Aug. 08, 2012 - Issue #877: Corb Your Enthusiasm
More than one way to count
Last week, while accusing the provincial government of using "creative" math to distort projections of a looming labour shortage, Alberta Federation of Labour president Gil McGowan joined his counterparts from nine other provinces and territories to co-author an op-ed which ran in a number of publications across the country. In it, the labour leaders alleged a four-pronged scheme orchestrated by the federal Conservatives to drive down Canadian workers' wages while eroding the ability of unions to bargain on their behalf for better working conditions and pay.
"Working closely with the Harper government, low-wage lobbyists like the Canadian Federation of Independent Business and non-union construction groups like the Merit Contractors Association have been pressuring the government to use creative math to manufacture a crisis," McGowan said in a press release. The crisis is then being used to justify policies that shortchange hardworking Canadians on wages and benefits, McGowan asserted.
The AFL takes issue with the way the province calculates and communicates predictions about labour force supply and demand. Since 2009, Alberta has used a "growth in demand/growth in supply" labour force projection model with which the provincial government predicts a potential labour shortage as high as 114 000 workers over the next 10 years.
A key problem with this approach, says the AFL, is its cumulative approach to counting unfilled jobs. In this model, a job that remains unfilled over 10 years becomes 10 unfilled jobs. Organized labour thinks government and industry are both counting on the public not bothering to do the arithmetic.
Using a more straightforward supply minus demand formula—like that used in British Columbia and Saskatchewan—the AFL recalculated the government's projections and found that labour supply in Alberta will actually outpace demand for the next decade. This year's projected shortage of 6397 workers, for example, could be easily met through inter-provincial migration.
"Why did Alberta change the way it calculates a labour shortage?" asks McGowan. "It's likely the result of pressure from employers who have discovered that the notion of a massive labour shortage can be used as an effective political tool to win policies that drive down wages, such as expanding the Temporary Foreign Worker (TFW) program."

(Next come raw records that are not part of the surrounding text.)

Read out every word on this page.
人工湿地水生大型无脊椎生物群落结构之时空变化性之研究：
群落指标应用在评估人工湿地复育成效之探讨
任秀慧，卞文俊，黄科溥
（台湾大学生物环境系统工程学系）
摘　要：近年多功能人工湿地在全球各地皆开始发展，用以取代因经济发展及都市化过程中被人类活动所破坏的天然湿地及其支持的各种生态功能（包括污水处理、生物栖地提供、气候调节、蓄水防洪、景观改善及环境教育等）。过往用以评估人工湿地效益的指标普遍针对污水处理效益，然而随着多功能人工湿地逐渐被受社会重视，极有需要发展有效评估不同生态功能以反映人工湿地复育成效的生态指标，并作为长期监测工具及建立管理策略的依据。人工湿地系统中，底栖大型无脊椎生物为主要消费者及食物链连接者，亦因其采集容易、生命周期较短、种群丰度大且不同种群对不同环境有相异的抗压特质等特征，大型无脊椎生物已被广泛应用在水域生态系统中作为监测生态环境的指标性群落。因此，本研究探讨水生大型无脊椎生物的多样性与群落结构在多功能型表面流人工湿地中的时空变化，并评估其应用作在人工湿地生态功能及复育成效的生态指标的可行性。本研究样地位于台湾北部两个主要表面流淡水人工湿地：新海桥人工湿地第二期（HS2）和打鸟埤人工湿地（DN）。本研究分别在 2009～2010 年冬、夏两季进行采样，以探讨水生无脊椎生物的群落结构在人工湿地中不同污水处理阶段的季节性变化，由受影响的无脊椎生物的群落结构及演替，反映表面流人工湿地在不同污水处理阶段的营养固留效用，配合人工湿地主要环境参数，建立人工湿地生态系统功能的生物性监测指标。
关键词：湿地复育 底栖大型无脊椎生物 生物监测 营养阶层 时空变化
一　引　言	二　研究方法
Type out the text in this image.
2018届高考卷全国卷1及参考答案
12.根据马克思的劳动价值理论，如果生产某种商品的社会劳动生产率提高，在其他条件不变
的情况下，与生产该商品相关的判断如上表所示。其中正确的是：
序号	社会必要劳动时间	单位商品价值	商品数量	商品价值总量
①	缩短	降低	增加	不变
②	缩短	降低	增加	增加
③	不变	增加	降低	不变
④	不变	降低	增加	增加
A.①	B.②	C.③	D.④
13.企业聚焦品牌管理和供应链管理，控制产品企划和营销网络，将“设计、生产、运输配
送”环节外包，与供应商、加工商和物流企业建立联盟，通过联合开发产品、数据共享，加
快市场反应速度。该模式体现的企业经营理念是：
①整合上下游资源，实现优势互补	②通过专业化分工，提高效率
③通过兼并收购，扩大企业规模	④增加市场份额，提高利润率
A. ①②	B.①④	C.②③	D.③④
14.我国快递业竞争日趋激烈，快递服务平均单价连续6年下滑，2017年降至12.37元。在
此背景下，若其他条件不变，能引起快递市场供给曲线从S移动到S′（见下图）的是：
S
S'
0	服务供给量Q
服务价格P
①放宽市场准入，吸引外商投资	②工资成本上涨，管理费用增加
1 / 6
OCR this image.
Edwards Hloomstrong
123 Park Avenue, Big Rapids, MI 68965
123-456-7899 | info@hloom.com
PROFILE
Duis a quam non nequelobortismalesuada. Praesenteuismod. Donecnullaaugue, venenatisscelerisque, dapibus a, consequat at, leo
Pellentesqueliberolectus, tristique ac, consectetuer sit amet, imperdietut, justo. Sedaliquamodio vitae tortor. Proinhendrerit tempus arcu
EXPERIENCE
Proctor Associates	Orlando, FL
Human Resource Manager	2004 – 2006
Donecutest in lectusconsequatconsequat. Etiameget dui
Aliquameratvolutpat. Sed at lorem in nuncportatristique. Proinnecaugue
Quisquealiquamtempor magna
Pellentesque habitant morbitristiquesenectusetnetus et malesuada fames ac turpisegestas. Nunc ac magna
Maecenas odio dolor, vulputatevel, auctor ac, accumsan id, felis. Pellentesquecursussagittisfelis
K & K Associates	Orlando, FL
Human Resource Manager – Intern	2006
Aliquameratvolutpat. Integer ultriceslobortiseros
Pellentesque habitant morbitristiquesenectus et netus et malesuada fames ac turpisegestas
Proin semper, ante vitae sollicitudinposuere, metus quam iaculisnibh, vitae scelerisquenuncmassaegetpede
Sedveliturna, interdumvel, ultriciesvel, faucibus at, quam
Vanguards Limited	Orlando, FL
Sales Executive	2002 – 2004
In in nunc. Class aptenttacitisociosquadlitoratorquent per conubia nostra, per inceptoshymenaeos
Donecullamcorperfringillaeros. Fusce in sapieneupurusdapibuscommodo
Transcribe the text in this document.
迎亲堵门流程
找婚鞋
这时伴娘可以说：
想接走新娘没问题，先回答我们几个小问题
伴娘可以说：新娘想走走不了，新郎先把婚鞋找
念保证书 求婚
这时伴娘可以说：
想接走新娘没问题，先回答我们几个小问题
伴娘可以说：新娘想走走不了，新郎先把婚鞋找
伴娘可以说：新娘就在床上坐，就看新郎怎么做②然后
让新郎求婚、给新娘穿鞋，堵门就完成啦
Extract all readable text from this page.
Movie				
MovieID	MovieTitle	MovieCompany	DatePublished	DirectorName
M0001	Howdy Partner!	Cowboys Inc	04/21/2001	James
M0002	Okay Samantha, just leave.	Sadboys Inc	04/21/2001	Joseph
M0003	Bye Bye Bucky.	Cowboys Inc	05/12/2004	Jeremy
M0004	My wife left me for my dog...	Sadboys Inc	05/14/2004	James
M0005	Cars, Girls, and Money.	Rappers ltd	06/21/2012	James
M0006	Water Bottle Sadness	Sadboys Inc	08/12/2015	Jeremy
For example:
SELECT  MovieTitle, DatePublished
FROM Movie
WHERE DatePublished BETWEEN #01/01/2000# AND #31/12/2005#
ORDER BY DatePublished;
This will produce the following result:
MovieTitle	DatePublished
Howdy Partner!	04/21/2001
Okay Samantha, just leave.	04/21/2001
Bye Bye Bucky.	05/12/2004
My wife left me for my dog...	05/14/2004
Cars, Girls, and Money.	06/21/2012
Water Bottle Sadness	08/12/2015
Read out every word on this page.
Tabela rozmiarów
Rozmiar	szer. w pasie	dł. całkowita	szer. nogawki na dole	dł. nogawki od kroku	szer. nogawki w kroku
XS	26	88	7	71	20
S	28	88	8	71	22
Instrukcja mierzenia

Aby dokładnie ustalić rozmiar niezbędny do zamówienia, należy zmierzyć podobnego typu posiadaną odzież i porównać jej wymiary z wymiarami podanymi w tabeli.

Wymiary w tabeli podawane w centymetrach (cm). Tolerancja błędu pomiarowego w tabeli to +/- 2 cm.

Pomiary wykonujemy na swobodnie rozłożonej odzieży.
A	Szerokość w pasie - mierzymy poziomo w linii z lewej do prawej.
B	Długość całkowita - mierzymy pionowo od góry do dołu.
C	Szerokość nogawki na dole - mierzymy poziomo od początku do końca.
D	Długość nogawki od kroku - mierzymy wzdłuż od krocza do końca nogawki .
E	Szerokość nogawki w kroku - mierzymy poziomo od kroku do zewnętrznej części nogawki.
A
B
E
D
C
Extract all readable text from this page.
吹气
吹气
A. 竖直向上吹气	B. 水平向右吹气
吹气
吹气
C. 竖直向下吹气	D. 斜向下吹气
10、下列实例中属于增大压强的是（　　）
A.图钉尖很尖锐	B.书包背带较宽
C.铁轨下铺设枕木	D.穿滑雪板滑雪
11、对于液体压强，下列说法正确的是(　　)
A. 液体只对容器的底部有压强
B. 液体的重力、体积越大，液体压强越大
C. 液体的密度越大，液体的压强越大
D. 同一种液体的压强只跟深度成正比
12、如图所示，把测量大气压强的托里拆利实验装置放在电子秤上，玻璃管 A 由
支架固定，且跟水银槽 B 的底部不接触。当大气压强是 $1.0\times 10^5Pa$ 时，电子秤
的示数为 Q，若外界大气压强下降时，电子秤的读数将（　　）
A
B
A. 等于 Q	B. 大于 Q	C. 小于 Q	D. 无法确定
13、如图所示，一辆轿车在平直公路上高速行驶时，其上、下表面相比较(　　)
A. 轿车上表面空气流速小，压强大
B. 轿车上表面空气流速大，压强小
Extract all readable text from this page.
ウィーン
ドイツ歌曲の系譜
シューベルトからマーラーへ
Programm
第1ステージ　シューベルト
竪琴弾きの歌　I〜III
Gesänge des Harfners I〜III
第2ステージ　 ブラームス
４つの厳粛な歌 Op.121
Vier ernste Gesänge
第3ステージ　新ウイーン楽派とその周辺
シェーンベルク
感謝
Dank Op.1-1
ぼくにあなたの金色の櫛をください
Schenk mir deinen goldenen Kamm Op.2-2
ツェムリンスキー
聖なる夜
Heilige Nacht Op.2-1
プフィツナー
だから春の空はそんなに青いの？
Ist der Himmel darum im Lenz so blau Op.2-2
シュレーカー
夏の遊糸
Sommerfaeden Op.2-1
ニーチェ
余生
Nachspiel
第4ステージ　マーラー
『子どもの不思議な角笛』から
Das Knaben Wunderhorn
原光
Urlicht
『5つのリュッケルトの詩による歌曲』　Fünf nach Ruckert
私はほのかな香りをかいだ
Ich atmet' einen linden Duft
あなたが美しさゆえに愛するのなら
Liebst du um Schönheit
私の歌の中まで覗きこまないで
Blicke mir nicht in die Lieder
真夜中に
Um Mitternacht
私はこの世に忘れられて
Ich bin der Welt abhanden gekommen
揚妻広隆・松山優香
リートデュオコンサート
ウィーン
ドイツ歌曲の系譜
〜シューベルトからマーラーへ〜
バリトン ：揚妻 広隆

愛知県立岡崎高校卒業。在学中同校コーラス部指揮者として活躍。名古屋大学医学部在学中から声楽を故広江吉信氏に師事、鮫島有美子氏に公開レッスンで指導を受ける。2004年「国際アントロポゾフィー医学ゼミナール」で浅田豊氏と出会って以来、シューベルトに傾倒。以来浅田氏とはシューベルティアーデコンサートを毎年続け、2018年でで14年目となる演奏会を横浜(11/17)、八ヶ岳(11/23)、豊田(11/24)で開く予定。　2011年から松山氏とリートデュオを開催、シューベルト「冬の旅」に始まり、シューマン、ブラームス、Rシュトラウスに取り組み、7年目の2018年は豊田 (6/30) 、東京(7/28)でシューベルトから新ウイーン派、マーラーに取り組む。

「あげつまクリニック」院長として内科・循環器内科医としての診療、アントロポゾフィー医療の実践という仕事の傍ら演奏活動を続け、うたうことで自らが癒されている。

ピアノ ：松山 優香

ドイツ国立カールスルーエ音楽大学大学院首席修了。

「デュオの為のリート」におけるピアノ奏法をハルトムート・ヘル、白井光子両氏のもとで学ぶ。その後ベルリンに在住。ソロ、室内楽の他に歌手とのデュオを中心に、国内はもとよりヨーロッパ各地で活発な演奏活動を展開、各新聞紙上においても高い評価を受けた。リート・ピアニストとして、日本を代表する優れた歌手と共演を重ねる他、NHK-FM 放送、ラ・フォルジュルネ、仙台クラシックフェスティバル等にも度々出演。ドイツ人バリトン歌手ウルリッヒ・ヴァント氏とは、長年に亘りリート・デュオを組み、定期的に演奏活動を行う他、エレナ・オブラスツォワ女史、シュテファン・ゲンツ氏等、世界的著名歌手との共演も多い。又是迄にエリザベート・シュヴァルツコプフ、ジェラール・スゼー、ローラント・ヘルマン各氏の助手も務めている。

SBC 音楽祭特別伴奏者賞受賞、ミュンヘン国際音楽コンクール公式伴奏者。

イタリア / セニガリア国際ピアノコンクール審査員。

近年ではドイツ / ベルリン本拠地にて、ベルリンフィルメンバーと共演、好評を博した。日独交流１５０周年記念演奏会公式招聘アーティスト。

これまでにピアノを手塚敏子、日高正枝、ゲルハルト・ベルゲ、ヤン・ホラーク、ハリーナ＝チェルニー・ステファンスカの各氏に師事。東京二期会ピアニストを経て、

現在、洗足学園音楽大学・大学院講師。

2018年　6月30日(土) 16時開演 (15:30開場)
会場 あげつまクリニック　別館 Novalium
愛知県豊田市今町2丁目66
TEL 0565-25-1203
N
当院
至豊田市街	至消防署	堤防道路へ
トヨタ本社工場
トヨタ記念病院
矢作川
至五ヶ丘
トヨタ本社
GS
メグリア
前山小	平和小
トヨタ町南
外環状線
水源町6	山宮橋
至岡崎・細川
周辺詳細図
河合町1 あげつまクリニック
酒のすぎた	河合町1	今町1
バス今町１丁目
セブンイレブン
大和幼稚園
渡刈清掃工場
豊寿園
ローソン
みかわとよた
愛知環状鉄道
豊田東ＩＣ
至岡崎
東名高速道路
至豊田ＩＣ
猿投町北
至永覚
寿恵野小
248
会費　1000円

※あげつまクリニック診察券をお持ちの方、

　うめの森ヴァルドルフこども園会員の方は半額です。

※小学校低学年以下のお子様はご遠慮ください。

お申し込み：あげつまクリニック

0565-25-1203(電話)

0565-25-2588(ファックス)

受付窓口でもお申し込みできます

Indeed, the Alberta Coalition for Action on Labour (ACAL)—an organization formed last spring to speak on behalf of 19 members including the Alberta Chambers of Commerce, the Canadian Association of Petroleum Producers, the Merit Contractors' Association and Canadian Federation of Independent Business—was quick to sieze upon the higher figure. An ACAL press release issued in March stated, "the Alberta government is forecasting there will be 114 000 more jobs than people to fill them in coming years, a trend which is increasingly evident across Western Canada."
The group went on to state, "what's needed now is the recognition that we must aggressively recruit in international labour markets. We will be more successful in this effort if the federal and provincial governments make the necessary changes to help employers gain access to the human resources we need."
The 114 000 figure was "economics gobbledeegook intended to mislead the public about the actual state of the labour market," says McGowan, who acknowledges there might be a skills shortage in some particular trades but contends a general labour shortage prediction is overblown.
Misleading or not, the federal government leapt at the bait. Last month, when the Conservatives announced the expansion of a TFW program which enabled Alberta employers to ignore previous steps they had to take before bringing in offshore labour, Employment and Immigration Minister Jason Kenney cited Alberta's "acute labour shortage." While the original pilot program allowed employers to hire offshore steamfitter/pipefitters with no effort to recruit or train Canadians first, the list has been expanded to include welders, heavy duty equipment mechanics, ironworkers, millwrights and industrial mechanics, carpenters and estimators.
Rather than expanding the TFW program, McGowan wants the provincial government to work with the federal government to better connect unemployed Canadians in other regions to jobs in Alberta. "We should be talking about things like making relocation allowance part of the EI program," he says. With 1.3 million Canadians unemployed, he wonders why is offshore labour is the first solution our governments turn to when faced with a labour shortage, real or imagined.
Along with the relaxation on TFW admittance, the labour leaders say changes to Employment Insurance and efforts to increase the country's retirement age are evidence the Conservative government pose a real threat to Canadian workers.
Following the Prime Minister's Office announcement that Harper won't be accepting an invitation to attend a national meeting on the economy this fall, the labour leaders called upon the provincial premiers to reject the Harper government's strategy. They wrote, "Canadians need our country's premiers to denounce this low-wage agenda and stand up for the best interests of working people."
Provincial leaders will be meeting this November in Halifax to discuss the world economy but an exact agenda has yet to be crafted.